New clinical trial can help lung cancer patients

Lung cancer is the second most common cancer in both men and women.

Treating it was a huge challenge.

But now a treatment that has existed for decades has been used in a new way and the results so far are encouraging.

George Grace is an accomplished artist. In March 2016 he was diagnosed with stage one lung cancer, but was not long gone from his studio, thanks to an old therapy that was used in a new way.

"I had the cancer therapy." The next month I was back, exactly as I did, "Grace said.

Grace is part of a clinical trial that tests a treatment that was first used in the 1970s.

It is called photodynamic therapy. Researchers are now looking at whether it will help fight the most common form of lung cancer called non-small cell lung cancer.

"I now live two years later and until now, cancer free," Grace said.

The treatment uses a special chemical that reacts to a combination of laser light and oxygen.

"Immediately after the operation is completed, we do this PDT, photodynamic therapy in the area, so if there are small cells that you can not see with the naked eye, this PDT can remove those cells that kill those cells," said Dr. Chumy. Nwogu, thoracic surgeon at Roswell Park Comprehensive Cancer Center.

Doctor Nwogu leads the trial and he says that PDT can be especially useful for patients diagnosed in phase two or three.

"There is a very high risk in those patients to leave microscopic diseases behind, so those are the patients who will really benefit from it," Nwogu said.

Dr.
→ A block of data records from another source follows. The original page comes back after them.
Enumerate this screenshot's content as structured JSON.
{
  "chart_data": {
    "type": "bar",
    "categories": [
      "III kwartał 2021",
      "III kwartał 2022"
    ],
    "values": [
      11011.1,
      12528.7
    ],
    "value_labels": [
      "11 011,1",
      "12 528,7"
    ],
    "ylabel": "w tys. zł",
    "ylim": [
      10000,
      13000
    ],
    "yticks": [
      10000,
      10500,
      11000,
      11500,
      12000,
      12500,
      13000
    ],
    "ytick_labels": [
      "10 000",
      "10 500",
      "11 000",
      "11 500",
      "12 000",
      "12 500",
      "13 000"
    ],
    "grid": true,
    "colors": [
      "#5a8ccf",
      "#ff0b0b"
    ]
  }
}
Nwogu is cautiously optimistic. George Grace does not say a word about his feelings.

"This clinical trial saved my life," Grace said.

PDT is an additional therapy that is used alone or in combination with chemotherapy and radiation.

REPORT # 2556

BACKGROUND: Lung cancer (both small and non-small cells) is the second most common cancer in both men and women. In men prostate cancer is more common, in women breast cancer is more common. About 14 percent of all new cancers are lung cancer. The American Cancer Society estimates about 234,030 new cases of lung cancer in the United States before 2018 and about 154,050 deaths from lung cancer. Most people with lung cancer are 65 or older, while a very small number of people younger than 45 are diagnosed. The average age at the time of the diagnosis is about 70. Statistics on survival in people with lung cancer vary depending on the stage of the cancer when it is diagnosed. Despite the very serious prognosis of lung cancer, some people with earlier stage cancers have been cured. More than 430,000 people living today have lung cancer diagnosed at one point.

LUNG CANCER AND PDT: Photodynamic Therapy (PDT) is a procedure whereby a special chemical is injected into the bloodstream. The chemical is absorbed by all cells, but does not stay long in normal cells. It remains for a while in cancer cells and a laser aimed at the cancer activates the chemical to kill the cancer cells. PDT is approved for relief of symptoms (such as respiratory problems or bleeding) in non-small cell lung cancer and can also treat small tumors. Photosensitizers have a tendency to accumulate in tumors and the activating light is directed at the tumor. As a result, damage to healthy tissue is minimal. However, PDT can cause burns, swelling, pain and scarring in the nearby healthy tissue. Other side effects of PDT are related to the area being treated. They may include coughing, difficulty in swallowing, stomach pain, painful breathing or shortness of breath; these side effects are usually temporary. Researchers continue to study ways to improve the effectiveness of PDT and to extend it to other cancers. Clinical trials are underway to evaluate the use of PDT for cancers of the brain, skin, prostate, cervix and peritoneal cavity.
(Source: and fact-sheet)

NEW TREATMENT INCREASES SURVIVAL TIME: Medicines designed to activate the immune system of a patient can help increase the chances of survival of lung cancer patients. The first study showed that when the immunotherapy drug, Keytruda (pembrolizumab), was combined with standard chemotherapy, the chance that a patient would die within the next 11 months fell by more than 50 percent compared to chemotherapy alone. The combination treatment also reduced the risk that the cancer would spread almost as much, according to NYU Langone Health's research team in New York City. In the same vein another team of researchers gave patients with lung cancer in the diagnosis or a combination of the immunotherapy medication Opdivo (nivolumab) and Yervoy (ipilimumab) or standard chemotherapy. Those on the two immunotherapy drugs were 42 percent less likely to see their disease increase after a year. "Chemotherapy continues to be the standard of care for the majority of lung cancer patients, and is a very poor standard," Dr. Leena Gandhi, director of Langone's Thoracic Medical Oncology Program at the Perlmutter Cancer Center. In most cases, chemo prolongs life with just a year or even less. But the combination approach "resulted in a marked improvement in response, progression-free survival and overall survival in all patients," she said.